BEIRUT (Reuters) - Lebanon’s Maronite patriarch on Saturday urged the political factions to elect a new president, effectively throwing his weight behind a power-sharing plan that would make an ally of Syria’s Bashar al-Assad head of state.
The head of the Maronite Christian community, Patriarch Beshara al-Rai, met leaders of Christian political parties this week, including the touted candidate Suleiman Franjieh, after Saudi Arabia lent its backing to the plan.
“I call on the political blocs to move responsibly, objectively and mindfully toward this new, serious initiative in order to elect a president,” he said at a mass north of Beirut and quoted by Lebanon’s National News Agency.
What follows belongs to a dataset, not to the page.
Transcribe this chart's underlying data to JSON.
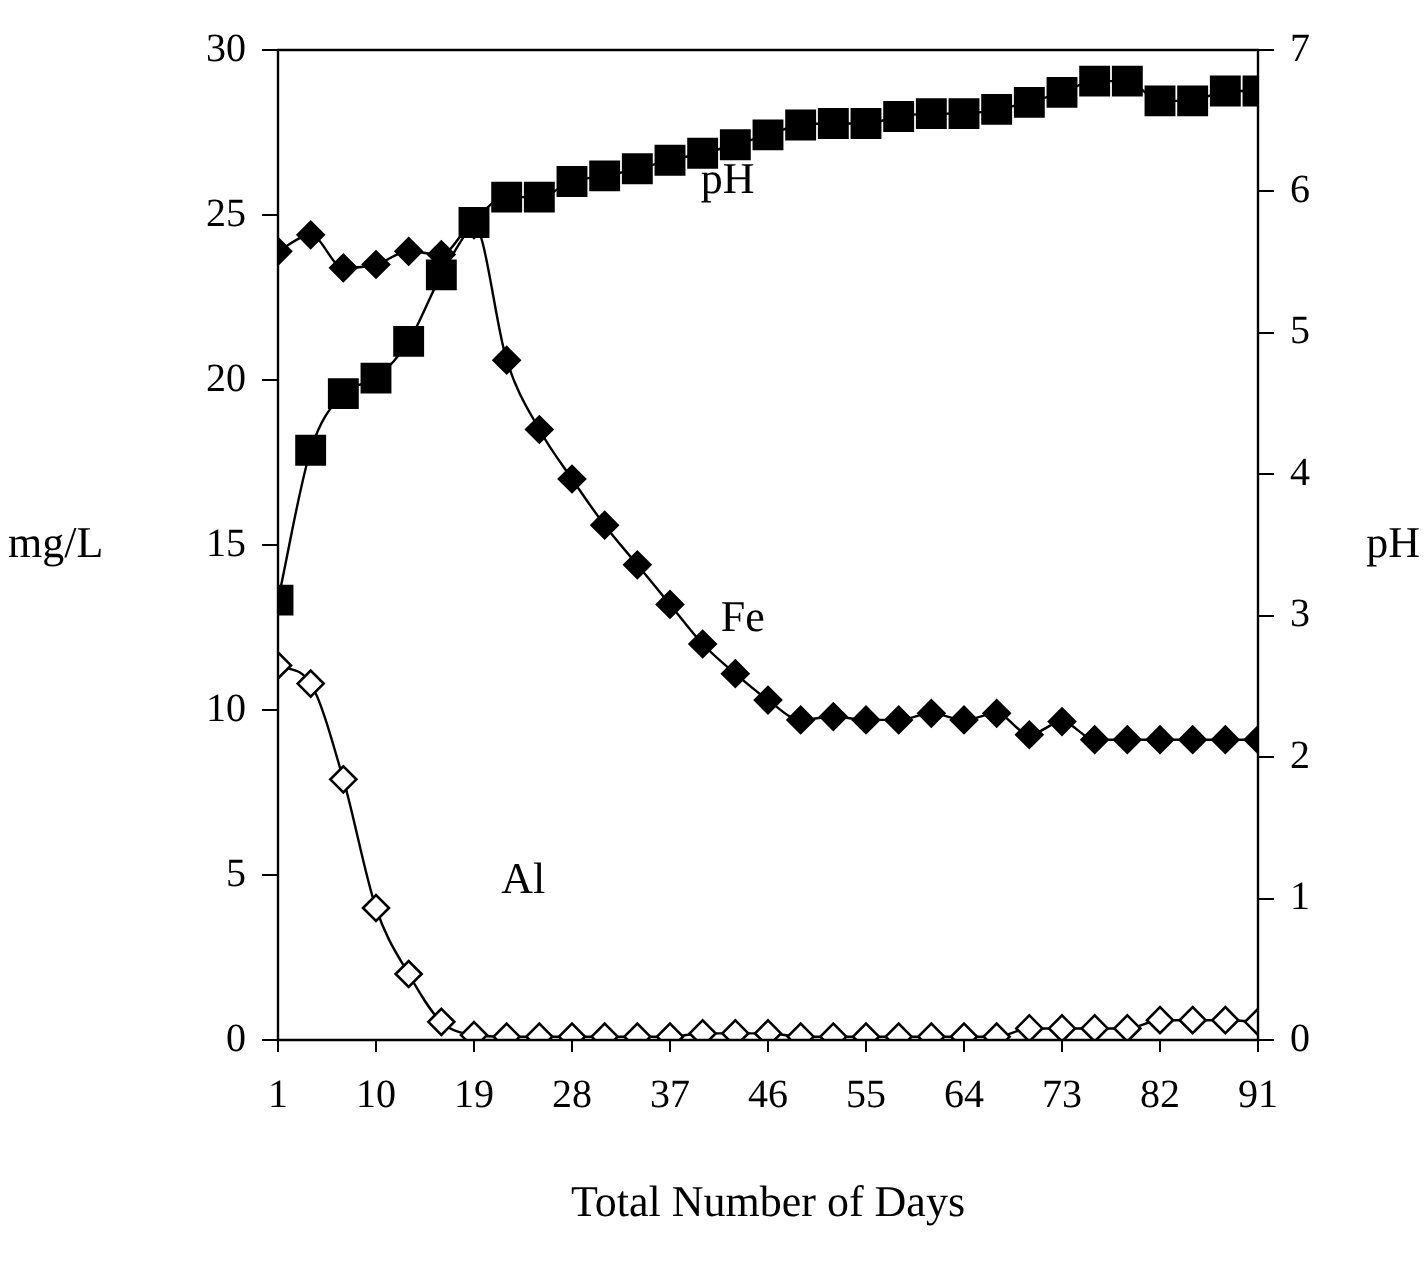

Rai urged parties to “rise above personal and factional interests” in order to fill the post, which has been vacant for 18 months. He hoped progress could be wrapped up by the end of the year.
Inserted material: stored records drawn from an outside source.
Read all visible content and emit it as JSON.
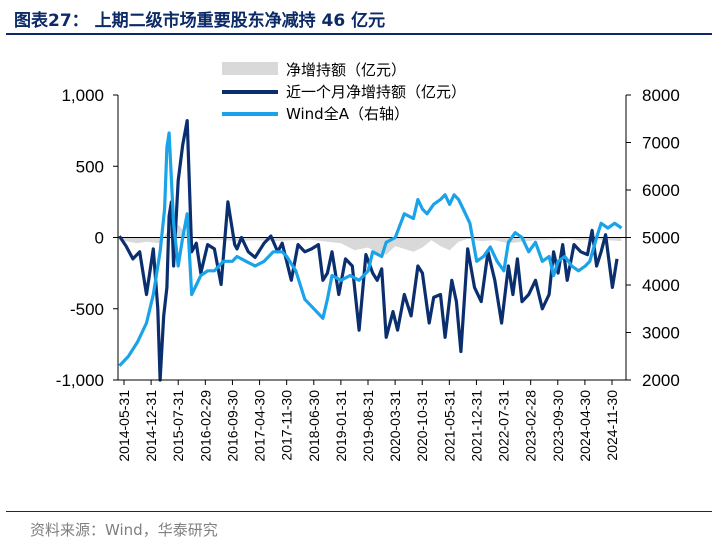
{
  "title": "图表27：  上期二级市场重要股东净减持 46 亿元",
  "source": "资料来源：Wind，华泰研究",
  "colors": {
    "title": "#0b2a66",
    "net": "#d9d9d9",
    "net_monthly": "#0b2f6e",
    "wind": "#1aa3e8"
  },
  "chart_data": {
    "type": "line",
    "legend": [
      "净增持额（亿元）",
      "近一个月净增持额（亿元）",
      "Wind全A（右轴）"
    ],
    "y_left": {
      "ticks": [
        "1,000",
        "500",
        "0",
        "-500",
        "-1,000"
      ],
      "range": [
        -1000,
        1000
      ]
    },
    "y_right": {
      "ticks": [
        "8000",
        "7000",
        "6000",
        "5000",
        "4000",
        "3000",
        "2000"
      ],
      "range": [
        2000,
        8000
      ]
    },
    "x_ticks": [
      "2014-05-31",
      "2014-12-31",
      "2015-07-31",
      "2016-02-29",
      "2016-09-30",
      "2017-04-30",
      "2017-11-30",
      "2018-06-30",
      "2019-01-31",
      "2019-08-31",
      "2020-03-31",
      "2020-10-31",
      "2021-05-31",
      "2021-12-31",
      "2022-07-31",
      "2023-02-28",
      "2023-09-30",
      "2024-04-30",
      "2024-11-30"
    ],
    "x_range": [
      2014.37,
      2025.6
    ],
    "series": [
      {
        "name": "净增持额（亿元）",
        "axis": "left",
        "style": "area",
        "x": [
          2014.4,
          2014.8,
          2015.0,
          2015.3,
          2015.5,
          2015.7,
          2015.9,
          2016.2,
          2016.6,
          2017.0,
          2017.4,
          2017.8,
          2018.2,
          2018.6,
          2019.0,
          2019.3,
          2019.6,
          2019.9,
          2020.1,
          2020.3,
          2020.5,
          2020.7,
          2020.9,
          2021.1,
          2021.3,
          2021.5,
          2021.7,
          2021.9,
          2022.1,
          2022.4,
          2022.7,
          2023.0,
          2023.3,
          2023.6,
          2024.0,
          2024.3,
          2024.6,
          2025.0,
          2025.5
        ],
        "values": [
          -20,
          -40,
          -30,
          -40,
          60,
          90,
          20,
          -20,
          -15,
          -25,
          -20,
          -25,
          -20,
          -15,
          -30,
          -40,
          -90,
          -70,
          -110,
          -120,
          -60,
          -80,
          -100,
          -70,
          -20,
          -60,
          -90,
          -30,
          -10,
          -25,
          -20,
          -40,
          -30,
          -20,
          -15,
          -10,
          -20,
          -15,
          -25
        ]
      },
      {
        "name": "近一个月净增持额（亿元）",
        "axis": "left",
        "style": "line",
        "x": [
          2014.4,
          2014.55,
          2014.7,
          2014.85,
          2015.0,
          2015.15,
          2015.25,
          2015.3,
          2015.38,
          2015.45,
          2015.5,
          2015.55,
          2015.6,
          2015.7,
          2015.8,
          2015.9,
          2016.0,
          2016.1,
          2016.2,
          2016.35,
          2016.5,
          2016.65,
          2016.8,
          2016.95,
          2017.0,
          2017.1,
          2017.25,
          2017.4,
          2017.6,
          2017.75,
          2017.9,
          2018.0,
          2018.2,
          2018.35,
          2018.5,
          2018.65,
          2018.8,
          2018.9,
          2019.0,
          2019.1,
          2019.25,
          2019.4,
          2019.55,
          2019.7,
          2019.85,
          2020.0,
          2020.1,
          2020.2,
          2020.3,
          2020.45,
          2020.55,
          2020.7,
          2020.85,
          2021.0,
          2021.1,
          2021.25,
          2021.35,
          2021.5,
          2021.6,
          2021.75,
          2021.85,
          2021.95,
          2022.1,
          2022.25,
          2022.4,
          2022.55,
          2022.7,
          2022.85,
          2023.0,
          2023.1,
          2023.2,
          2023.3,
          2023.45,
          2023.6,
          2023.75,
          2023.9,
          2024.0,
          2024.1,
          2024.2,
          2024.3,
          2024.45,
          2024.6,
          2024.75,
          2024.85,
          2024.95,
          2025.05,
          2025.15,
          2025.3,
          2025.4
        ],
        "values": [
          10,
          -60,
          -150,
          -100,
          -400,
          -80,
          -500,
          -1000,
          -550,
          -350,
          150,
          250,
          -200,
          400,
          650,
          820,
          -100,
          -40,
          -250,
          -50,
          -80,
          -330,
          250,
          -50,
          -80,
          0,
          -100,
          -140,
          -40,
          10,
          -100,
          -40,
          -300,
          -50,
          -100,
          -80,
          -50,
          -300,
          -250,
          -100,
          -400,
          -150,
          -200,
          -650,
          -120,
          -250,
          -300,
          -220,
          -700,
          -520,
          -650,
          -400,
          -550,
          -200,
          -250,
          -600,
          -420,
          -400,
          -700,
          -300,
          -450,
          -800,
          -80,
          -350,
          -450,
          -100,
          -300,
          -600,
          -200,
          -400,
          -150,
          -450,
          -400,
          -300,
          -500,
          -400,
          -100,
          -250,
          -50,
          -300,
          -50,
          -100,
          -120,
          50,
          -200,
          -100,
          20,
          -350,
          -150
        ]
      },
      {
        "name": "Wind全A（右轴）",
        "axis": "right",
        "style": "line",
        "x": [
          2014.4,
          2014.6,
          2014.8,
          2015.0,
          2015.15,
          2015.3,
          2015.4,
          2015.45,
          2015.5,
          2015.6,
          2015.7,
          2015.8,
          2015.9,
          2016.0,
          2016.1,
          2016.2,
          2016.35,
          2016.5,
          2016.7,
          2016.9,
          2017.0,
          2017.2,
          2017.4,
          2017.6,
          2017.8,
          2018.0,
          2018.1,
          2018.3,
          2018.5,
          2018.7,
          2018.9,
          2019.0,
          2019.1,
          2019.3,
          2019.5,
          2019.7,
          2019.9,
          2020.0,
          2020.2,
          2020.3,
          2020.5,
          2020.7,
          2020.9,
          2021.0,
          2021.1,
          2021.2,
          2021.35,
          2021.5,
          2021.6,
          2021.7,
          2021.8,
          2021.9,
          2022.0,
          2022.15,
          2022.3,
          2022.45,
          2022.6,
          2022.75,
          2022.9,
          2023.0,
          2023.15,
          2023.3,
          2023.45,
          2023.6,
          2023.75,
          2023.9,
          2024.0,
          2024.1,
          2024.25,
          2024.4,
          2024.55,
          2024.7,
          2024.8,
          2024.95,
          2025.05,
          2025.2,
          2025.35,
          2025.5
        ],
        "values": [
          2300,
          2500,
          2800,
          3200,
          3800,
          4700,
          5600,
          6900,
          7200,
          5300,
          4400,
          5000,
          5500,
          3800,
          4000,
          4200,
          4300,
          4300,
          4500,
          4500,
          4600,
          4500,
          4400,
          4500,
          4700,
          4700,
          4600,
          4300,
          3700,
          3500,
          3300,
          3700,
          4200,
          4100,
          4200,
          4100,
          4300,
          4700,
          4600,
          4900,
          5000,
          5500,
          5400,
          5800,
          5600,
          5500,
          5700,
          5800,
          5900,
          5700,
          5900,
          5800,
          5600,
          5300,
          4500,
          4600,
          4800,
          4500,
          4300,
          4900,
          5100,
          5000,
          4700,
          4900,
          4500,
          4600,
          4200,
          4500,
          4600,
          4400,
          4300,
          4400,
          4500,
          5000,
          5300,
          5200,
          5300,
          5200
        ]
      }
    ]
  }
}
The lack of president has contributed to a political crisis that has paralyzed state institutions, including the government which has been unable to take basic decisions. Political rivalries have been exacerbated by the war in neighboring Syria.
The proposal, tabled by Sunni politician Saad al-Hariri, would see him return to Lebanon as prime minister and make Maronite politician Franjieh president. Hariri is backed by Saudi Arabia, while Franjieh is a family friend and close ally of Assad, who is backed by Saudi’s regional rival Iran.
Under Lebanon’s sectarian power-sharing system, the president must always be a Maronite Christian. Two other politicians, Michel Aoun and Samir Geagea, have been vying for the post, but neither has been able to garner the cross-party consensus required.
Franjieh said late on Wednesday his candidacy was not yet official but he was waiting for Hariri to formally endorse it.